REFORMA TRIBUTÁRIA
Reforma aprovada pelo Congresso pode levar Brasil a ter o maior IVA do mundo
Estimativa aponta alíquota próxima de 28%, acima dos 27% cobrados pela Hungria; novo sistema começa a entrar em operação em janeiro e coloca no centro do debate as escolhas feitas por deputados e senadores
A reforma tributária aprovada pelo Congresso Nacional começa a sair do papel em janeiro, e um número chama atenção antes mesmo da implantação efetiva do novo sistema: o Brasil poderá ter uma das maiores — ou a maior — alíquota de Imposto sobre Valor Agregado (IVA) do mundo.

Estimativas feitas a partir das regras da reforma colocam a alíquota de referência próxima de 28%. Se esse patamar for confirmado, o país poderá superar a Hungria, cuja alíquota-padrão de IVA é de 27%, atualmente uma das maiores do mundo.
O dado merece atenção especialmente de deputados e senadores que aprovaram a reforma e, posteriormente, sua regulamentação. A mudança foi apresentada como uma forma de simplificar um dos sistemas tributários mais complexos do mundo. A simplificação, porém, não elimina outra discussão: quanto o brasileiro continuará pagando de imposto sobre aquilo que consome?

Simplifica impostos, mas a carga preocupa
O novo modelo substitui gradualmente diferentes tributos incidentes sobre produtos e serviços por uma estrutura baseada no IVA.
Na prática, o sistema brasileiro será formado principalmente pela CBS (Contribuição sobre Bens e Serviços), federal, e pelo IBS (Imposto sobre Bens e Serviços), de estados e municípios. Os dois funcionam de maneira semelhante a um IVA, com compensação dos impostos pagos ao longo da cadeia de produção.
A reforma procura acabar com a cobrança de imposto sobre imposto, reduzir distorções e tornar mais transparente o peso dos tributos. Isso não significa, contudo, que todos os consumidores pagarão 28% sobre tudo o que comprarem. A legislação prevê alíquotas reduzidas, alíquota zero, regimes diferenciados e mecanismos de devolução de impostos para determinados grupos.
É justamente aí que aparece parte do problema.
Quanto maior o número de setores beneficiados com exceções ou reduções, maior tende a ser a alíquota de referência cobrada sobre os demais produtos e serviços para que a arrecadação total seja preservada.

Conta começa a aparecer
Cálculos relacionados à implantação do novo sistema já apontam uma alíquota de referência ao redor de 28%. O percentual definitivo, entretanto, ainda dependerá da transição, das regras efetivamente aplicadas e dos cálculos oficiais realizados durante a implementação da reforma.
Portanto, não é correto afirmar neste momento que todo brasileiro passará a pagar automaticamente 28% de IVA em janeiro. Mas também não é possível ignorar o sinal emitido pelas projeções.
Uma alíquota próxima desse patamar colocaria o Brasil no topo da tributação sobre o consumo justamente em um país no qual esse tipo de imposto pesa proporcionalmente mais sobre as famílias de menor renda.

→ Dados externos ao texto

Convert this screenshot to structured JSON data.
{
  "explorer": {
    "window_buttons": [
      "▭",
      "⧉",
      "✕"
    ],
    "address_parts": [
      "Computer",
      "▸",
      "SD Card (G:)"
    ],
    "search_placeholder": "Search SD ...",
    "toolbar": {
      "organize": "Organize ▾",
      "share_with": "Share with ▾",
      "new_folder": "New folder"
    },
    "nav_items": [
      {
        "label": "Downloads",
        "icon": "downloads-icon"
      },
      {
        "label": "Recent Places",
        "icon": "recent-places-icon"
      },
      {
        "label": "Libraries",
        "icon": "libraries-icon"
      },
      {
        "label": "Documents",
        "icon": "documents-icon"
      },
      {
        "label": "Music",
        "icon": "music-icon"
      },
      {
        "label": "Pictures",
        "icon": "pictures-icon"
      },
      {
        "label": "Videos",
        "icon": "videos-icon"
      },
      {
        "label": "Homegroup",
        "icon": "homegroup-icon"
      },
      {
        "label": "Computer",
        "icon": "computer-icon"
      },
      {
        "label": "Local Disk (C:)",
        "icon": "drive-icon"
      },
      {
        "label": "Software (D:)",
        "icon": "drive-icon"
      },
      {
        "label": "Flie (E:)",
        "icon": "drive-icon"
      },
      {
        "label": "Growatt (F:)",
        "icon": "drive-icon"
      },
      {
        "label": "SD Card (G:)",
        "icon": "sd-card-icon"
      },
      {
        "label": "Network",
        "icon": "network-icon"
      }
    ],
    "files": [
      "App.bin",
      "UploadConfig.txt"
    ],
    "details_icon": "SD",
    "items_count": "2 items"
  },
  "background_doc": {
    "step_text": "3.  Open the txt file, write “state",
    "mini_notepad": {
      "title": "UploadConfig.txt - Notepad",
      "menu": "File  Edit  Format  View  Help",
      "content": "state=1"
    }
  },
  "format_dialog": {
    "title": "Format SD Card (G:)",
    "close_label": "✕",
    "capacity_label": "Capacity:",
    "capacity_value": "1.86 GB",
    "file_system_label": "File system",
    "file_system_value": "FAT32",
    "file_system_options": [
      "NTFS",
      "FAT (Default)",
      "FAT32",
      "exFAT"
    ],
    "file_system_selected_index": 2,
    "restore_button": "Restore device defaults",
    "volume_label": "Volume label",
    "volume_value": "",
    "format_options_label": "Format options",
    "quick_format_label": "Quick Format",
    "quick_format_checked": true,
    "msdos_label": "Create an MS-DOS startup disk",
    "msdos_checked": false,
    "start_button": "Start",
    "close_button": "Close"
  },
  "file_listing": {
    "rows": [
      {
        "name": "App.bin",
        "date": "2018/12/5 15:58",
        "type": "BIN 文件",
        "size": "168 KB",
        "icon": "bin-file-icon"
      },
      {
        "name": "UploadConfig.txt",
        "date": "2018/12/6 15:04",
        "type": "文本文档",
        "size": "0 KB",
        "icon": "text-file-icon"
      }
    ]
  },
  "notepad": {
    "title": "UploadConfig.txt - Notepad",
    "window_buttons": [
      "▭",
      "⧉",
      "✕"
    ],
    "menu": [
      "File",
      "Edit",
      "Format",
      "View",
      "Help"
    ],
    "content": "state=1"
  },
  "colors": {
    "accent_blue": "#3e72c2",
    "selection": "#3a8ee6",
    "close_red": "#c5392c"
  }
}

Congresso terá de acompanhar o resultado da reforma que aprovou
A transição será gradual. 2027 não representa a substituição imediata de todos os tributos atuais, mas uma nova etapa de implementação do sistema que deverá avançar nos anos seguintes.
Esse período será decisivo para verificar se uma das principais promessas da reforma — simplificar sem elevar a carga tributária global — será cumprida.
Deputados e senadores que votaram pela mudança terão, portanto, uma responsabilidade que não terminou com a aprovação das emendas constitucionais e das leis de regulamentação. Será preciso acompanhar o efeito das exceções concedidas, o comportamento da alíquota de referência e, principalmente, quanto da conta chegará efetivamente ao consumidor.
Simplificar o sistema tributário brasileiro era uma necessidade reconhecida há décadas. A questão que começa a ganhar importância agora é outra: quanto essa simplificação vai custar no caixa das empresas e, no final da cadeia, no bolso de quem compra produtos e contrata serviços?